Neuromyelitis optica lesions may inform multiple sclerosis heterogeneity debate
Version of Record online: 2 OCT 2012
Copyright © 2012 American Neurological Association
Annals of Neurology
Volume 72, Issue 3, pages 385–394, September 2012
How to Cite
Brück, W., Popescu, B., Lucchinetti, C. F., Markovic-Plese, S., Gold, R., Thal, D. R. and Metz, I. (2012), Neuromyelitis optica lesions may inform multiple sclerosis heterogeneity debate. Ann Neurol., 72: 385–394. doi: 10.1002/ana.23621
- Issue online: 2 OCT 2012
- Version of Record online: 2 OCT 2012
- Accepted manuscript online: 14 APR 2012 08:27AM EST
- Manuscript Accepted: 9 APR 2012
- Manuscript Revised: 21 MAR 2012
- Manuscript Received: 17 JAN 2012
Neuromyelitis optica (NMO) and multiple sclerosis (MS) are considered inflammatory demyelinating diseases with distinguishing pathological characteristics. NMO pathology shows perivascular immunoglobulin G and complement deposition, as well as an astrocytopathy with aquaporin-4 (AQP4) loss. MS lesions reveal a profound, interindividual heterogeneity in immunopathological patterns of active demyelination, which has been challenged by the description of stage-dependent sequences of pathological features. The aim of our study was to compare the histological characteristics of early active demyelinating NMO and MS brain lesions.
Thirteen cases with supraspinal active demyelinating NMO lesions were analyzed using immunohistochemistry. Results were compared with the published characteristics of MS lesions.

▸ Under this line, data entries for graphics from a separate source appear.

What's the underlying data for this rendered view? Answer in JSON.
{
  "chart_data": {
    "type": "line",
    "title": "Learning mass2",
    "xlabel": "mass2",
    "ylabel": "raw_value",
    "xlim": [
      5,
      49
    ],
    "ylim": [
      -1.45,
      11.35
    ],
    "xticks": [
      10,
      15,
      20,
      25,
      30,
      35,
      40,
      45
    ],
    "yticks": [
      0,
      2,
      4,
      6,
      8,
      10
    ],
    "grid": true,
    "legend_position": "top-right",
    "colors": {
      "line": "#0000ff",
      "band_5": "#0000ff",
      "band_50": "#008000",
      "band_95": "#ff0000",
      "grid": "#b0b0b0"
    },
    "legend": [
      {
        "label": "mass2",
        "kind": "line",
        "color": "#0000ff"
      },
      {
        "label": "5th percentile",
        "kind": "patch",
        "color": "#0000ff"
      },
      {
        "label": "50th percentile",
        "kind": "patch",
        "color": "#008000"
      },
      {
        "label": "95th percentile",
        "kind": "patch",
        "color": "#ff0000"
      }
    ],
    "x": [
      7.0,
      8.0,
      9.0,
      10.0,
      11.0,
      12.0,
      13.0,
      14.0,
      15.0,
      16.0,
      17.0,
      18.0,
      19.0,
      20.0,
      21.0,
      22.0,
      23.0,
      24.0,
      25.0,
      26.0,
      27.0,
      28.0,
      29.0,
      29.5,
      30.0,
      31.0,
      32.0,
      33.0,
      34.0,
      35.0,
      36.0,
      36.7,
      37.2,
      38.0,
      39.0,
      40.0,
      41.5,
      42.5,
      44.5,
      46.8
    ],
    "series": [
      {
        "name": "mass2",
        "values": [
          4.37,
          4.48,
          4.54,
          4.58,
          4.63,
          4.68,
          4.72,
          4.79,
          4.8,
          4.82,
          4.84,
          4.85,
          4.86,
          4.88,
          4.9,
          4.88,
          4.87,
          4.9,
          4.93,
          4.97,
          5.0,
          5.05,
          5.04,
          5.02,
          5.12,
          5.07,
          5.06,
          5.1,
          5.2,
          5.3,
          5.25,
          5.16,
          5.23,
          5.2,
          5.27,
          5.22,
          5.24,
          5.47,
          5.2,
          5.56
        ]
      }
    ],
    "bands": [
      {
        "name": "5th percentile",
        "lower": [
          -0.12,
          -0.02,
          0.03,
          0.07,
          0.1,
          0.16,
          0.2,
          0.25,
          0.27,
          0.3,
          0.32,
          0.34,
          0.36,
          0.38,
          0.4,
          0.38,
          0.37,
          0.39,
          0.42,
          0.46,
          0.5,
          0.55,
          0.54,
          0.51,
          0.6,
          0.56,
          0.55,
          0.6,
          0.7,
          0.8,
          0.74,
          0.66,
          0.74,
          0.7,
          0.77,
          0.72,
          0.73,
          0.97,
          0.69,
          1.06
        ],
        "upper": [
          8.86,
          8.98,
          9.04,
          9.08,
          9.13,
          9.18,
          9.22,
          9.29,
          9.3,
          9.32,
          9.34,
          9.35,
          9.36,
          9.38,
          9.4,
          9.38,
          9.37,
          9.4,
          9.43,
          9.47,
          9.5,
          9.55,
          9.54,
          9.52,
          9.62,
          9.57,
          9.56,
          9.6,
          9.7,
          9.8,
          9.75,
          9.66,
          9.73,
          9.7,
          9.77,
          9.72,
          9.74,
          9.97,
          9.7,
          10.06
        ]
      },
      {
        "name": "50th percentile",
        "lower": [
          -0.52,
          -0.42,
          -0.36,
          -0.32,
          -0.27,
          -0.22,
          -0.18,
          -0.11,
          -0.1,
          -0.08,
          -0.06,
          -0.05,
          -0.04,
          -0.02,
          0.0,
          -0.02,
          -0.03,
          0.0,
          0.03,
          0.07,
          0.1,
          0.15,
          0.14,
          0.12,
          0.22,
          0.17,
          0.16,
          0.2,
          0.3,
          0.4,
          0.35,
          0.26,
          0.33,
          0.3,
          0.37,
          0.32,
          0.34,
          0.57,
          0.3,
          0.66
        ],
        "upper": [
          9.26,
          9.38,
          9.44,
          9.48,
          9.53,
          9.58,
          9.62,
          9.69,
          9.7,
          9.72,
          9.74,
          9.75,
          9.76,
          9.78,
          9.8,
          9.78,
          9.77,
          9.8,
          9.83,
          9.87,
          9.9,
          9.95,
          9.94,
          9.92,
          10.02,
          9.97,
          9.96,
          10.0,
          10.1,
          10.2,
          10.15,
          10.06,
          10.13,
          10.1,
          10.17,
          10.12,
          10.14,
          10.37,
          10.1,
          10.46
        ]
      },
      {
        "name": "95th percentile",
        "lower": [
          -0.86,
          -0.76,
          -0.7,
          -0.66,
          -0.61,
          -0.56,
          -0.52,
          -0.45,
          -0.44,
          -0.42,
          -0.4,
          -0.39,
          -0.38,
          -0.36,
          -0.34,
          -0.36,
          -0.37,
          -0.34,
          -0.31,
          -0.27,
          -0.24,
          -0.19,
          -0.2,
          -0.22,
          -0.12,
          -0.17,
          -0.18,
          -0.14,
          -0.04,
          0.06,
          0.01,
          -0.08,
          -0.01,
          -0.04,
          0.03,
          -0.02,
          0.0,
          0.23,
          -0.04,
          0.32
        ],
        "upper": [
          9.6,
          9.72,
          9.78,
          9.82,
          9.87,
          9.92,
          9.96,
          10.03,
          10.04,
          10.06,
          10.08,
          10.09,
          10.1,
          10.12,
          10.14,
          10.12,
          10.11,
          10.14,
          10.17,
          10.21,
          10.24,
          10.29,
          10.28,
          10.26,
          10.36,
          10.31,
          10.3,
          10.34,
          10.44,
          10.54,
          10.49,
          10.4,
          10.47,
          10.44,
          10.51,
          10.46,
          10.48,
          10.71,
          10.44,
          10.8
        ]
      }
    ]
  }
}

A subset of supraspinal lesions from AQP4-IgG-seropositive NMO patients revealed both (1) complement activation products within macrophages at sites of active demyelination and (2) oligodendrocyte apoptosis and a preferential loss of myelin-associated glycoprotein. These characteristics resemble features previously associated with MS lesion patterns II and III, and were present in addition to characteristic histopathological NMO features, namely loss of AQP4 and astrocytes.
Early active demyelinating NMO lesions may show complement within macrophages and oligodendrocyte apoptosis associated with a selective loss of minor myelin proteins, in addition to typical NMO features. We hypothesize these findings occur simultaneously only in a subset of active demyelinating NMO lesions. These observations plausibly explain the findings of Barnett and Prineas and further support the concept of interindividual heterogeneity in MS. ANN NEUROL 2012;72:385–394.